As principais exigências da seção técnica de dispositivos de sucção incluem:

  • Mínimo de ralos: Toda nova piscina deve ter, no mínimo, 2 ralos de fundo interligados e balanceados hidraulicamente.

  • Distância de segurança: Os ralos devem estar a uma distância de pelo menos 1,5 metros entre si (de centro a centro).

  • Poço de equalização: O ralo de fundo deve possuir um poço com distância vertical de, no mínimo, 1,5 vezes o diâmetro da tubulação utilizada (entre o fundo e a tampa antiaprisionamento) para equalizar a sucção.

  • Posicionamento: A instalação também pode ser feita nas paredes da piscina, caso o fabricante do produto garanta a segurança nesta posição.

Qualidade da água é questão de saúde pública

A água deve permanecer dentro dos parâmetros recomendados para uso seguro.

O monitoramento deve incluir, entre outros aspectos:

* cloro residual livre;

* pH;

* alcalinidade;

* transparência da água;

* eficiência da filtração;

* limpeza dos equipamentos.

O tratamento químico nunca deve ser realizado de forma improvisada.
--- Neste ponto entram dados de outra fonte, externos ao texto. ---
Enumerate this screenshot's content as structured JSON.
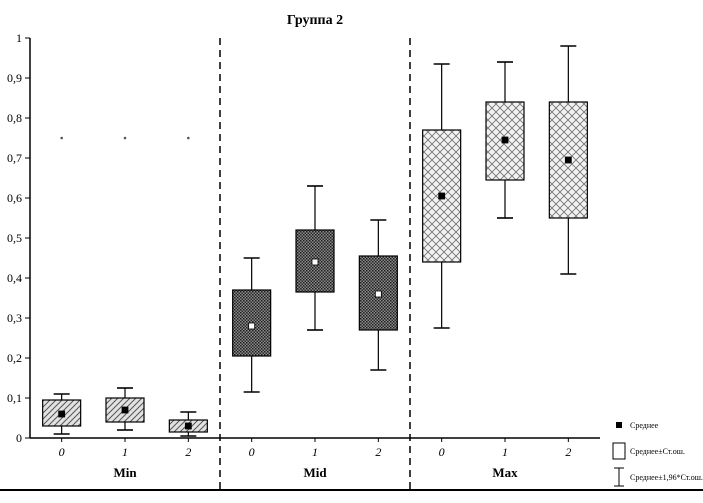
{
  "chart_data": {
    "type": "boxplot",
    "title": "Группа 2",
    "ylim": [
      0,
      1
    ],
    "ytick_step": 0.1,
    "yticks": [
      "0",
      "0,1",
      "0,2",
      "0,3",
      "0,4",
      "0,5",
      "0,6",
      "0,7",
      "0,8",
      "0,9",
      "1"
    ],
    "x_categories_per_group": [
      "0",
      "1",
      "2"
    ],
    "groups": [
      {
        "label": "Min",
        "pattern": "diagonal",
        "mean_marker_fill": "#000000",
        "boxes": [
          {
            "x_label": "0",
            "mean": 0.06,
            "box_low": 0.03,
            "box_high": 0.095,
            "whisker_low": 0.01,
            "whisker_high": 0.11,
            "outliers": [
              0.75
            ]
          },
          {
            "x_label": "1",
            "mean": 0.07,
            "box_low": 0.04,
            "box_high": 0.1,
            "whisker_low": 0.02,
            "whisker_high": 0.125,
            "outliers": [
              0.75
            ]
          },
          {
            "x_label": "2",
            "mean": 0.03,
            "box_low": 0.015,
            "box_high": 0.045,
            "whisker_low": 0.005,
            "whisker_high": 0.065,
            "outliers": [
              0.75
            ]
          }
        ]
      },
      {
        "label": "Mid",
        "pattern": "dense",
        "mean_marker_fill": "#ffffff",
        "boxes": [
          {
            "x_label": "0",
            "mean": 0.28,
            "box_low": 0.205,
            "box_high": 0.37,
            "whisker_low": 0.115,
            "whisker_high": 0.45,
            "outliers": []
          },
          {
            "x_label": "1",
            "mean": 0.44,
            "box_low": 0.365,
            "box_high": 0.52,
            "whisker_low": 0.27,
            "whisker_high": 0.63,
            "outliers": []
          },
          {
            "x_label": "2",
            "mean": 0.36,
            "box_low": 0.27,
            "box_high": 0.455,
            "whisker_low": 0.17,
            "whisker_high": 0.545,
            "outliers": []
          }
        ]
      },
      {
        "label": "Max",
        "pattern": "cross",
        "mean_marker_fill": "#000000",
        "boxes": [
          {
            "x_label": "0",
            "mean": 0.605,
            "box_low": 0.44,
            "box_high": 0.77,
            "whisker_low": 0.275,
            "whisker_high": 0.935,
            "outliers": []
          },
          {
            "x_label": "1",
            "mean": 0.745,
            "box_low": 0.645,
            "box_high": 0.84,
            "whisker_low": 0.55,
            "whisker_high": 0.94,
            "outliers": []
          },
          {
            "x_label": "2",
            "mean": 0.695,
            "box_low": 0.55,
            "box_high": 0.84,
            "whisker_low": 0.41,
            "whisker_high": 0.98,
            "outliers": []
          }
        ]
      }
    ],
    "legend": [
      {
        "symbol": "mean-marker",
        "label": "Среднее"
      },
      {
        "symbol": "box",
        "label": "Среднее±Ст.ош."
      },
      {
        "symbol": "whisker",
        "label": "Среднее±1,96*Ст.ош."
      }
    ],
    "colors": {
      "axis": "#000000",
      "background": "#ffffff"
    }
  }
}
Produtos incompatíveis ou misturados incorretamente podem provocar reações químicas perigosas, formação de gases tóxicos e riscos tanto aos usuários quanto aos profissionais responsáveis pela manutenção.

Produtos químicos exigem procedimentos específicos

A manipulação de produtos destinados ao tratamento de piscinas deve observar:

* Utilização de Equipamentos de Proteção Individual (EPIs);

* Armazenamento conforme orientação dos fabricantes;

* Respeito às Fichas de Informações de Segurança de Produtos Químicos (FISPQ);

* Dosagens corretas;

* Treinamento dos operadores.

Misturar produtos sem conhecimento técnico pode gerar reações químicas graves, colocando em risco pessoas próximas ao local.

A importância da manutenção preventiva

A manutenção preventiva reduz significativamente a ocorrência de falhas e aumenta a vida útil dos equipamentos.

Ela deve contemplar:

* Inspeção das bombas;

* Limpeza dos filtros;

* Verificação das tubulações;

* Funcionamento dos dispositivos de segurança;

* Inspeção dos ralos de sucção;

* Análise periódica da qualidade da água;

* Registros das manutenções realizadas.

Manutenções documentadas também auxiliam a administração em auditorias, fiscalizações e eventual apuração de responsabilidades.

Segurança é uma responsabilidade permanente

Além da manutenção técnica, o condomínio deve adotar medidas administrativas para reduzir riscos, como:

* Disponibilizar regulamento de uso da piscina;

* Sinalizar profundidades;

* Orientar moradores sobre comportamentos seguros;

* Restringir o acesso de crianças desacompanhadas, quando previsto nas regras internas;

* Impedir o uso da piscina quando houver risco à saúde ou à segurança.

Conclusão

Piscinas coletivas devem ser tratadas como instalações técnicas que exigem operação responsável e manutenção contínua. O cumprimento das normas da ABNT, aliado às obrigações previstas no Código Civil e às boas práticas de gestão condominial, reduz riscos, preserva a saúde dos usuários e contribui para um ambiente de lazer seguro.

Mais do que atender requisitos técnicos, investir em prevenção demonstra o compromisso do condomínio com a segurança, a qualidade dos serviços prestados e a proteção da vida.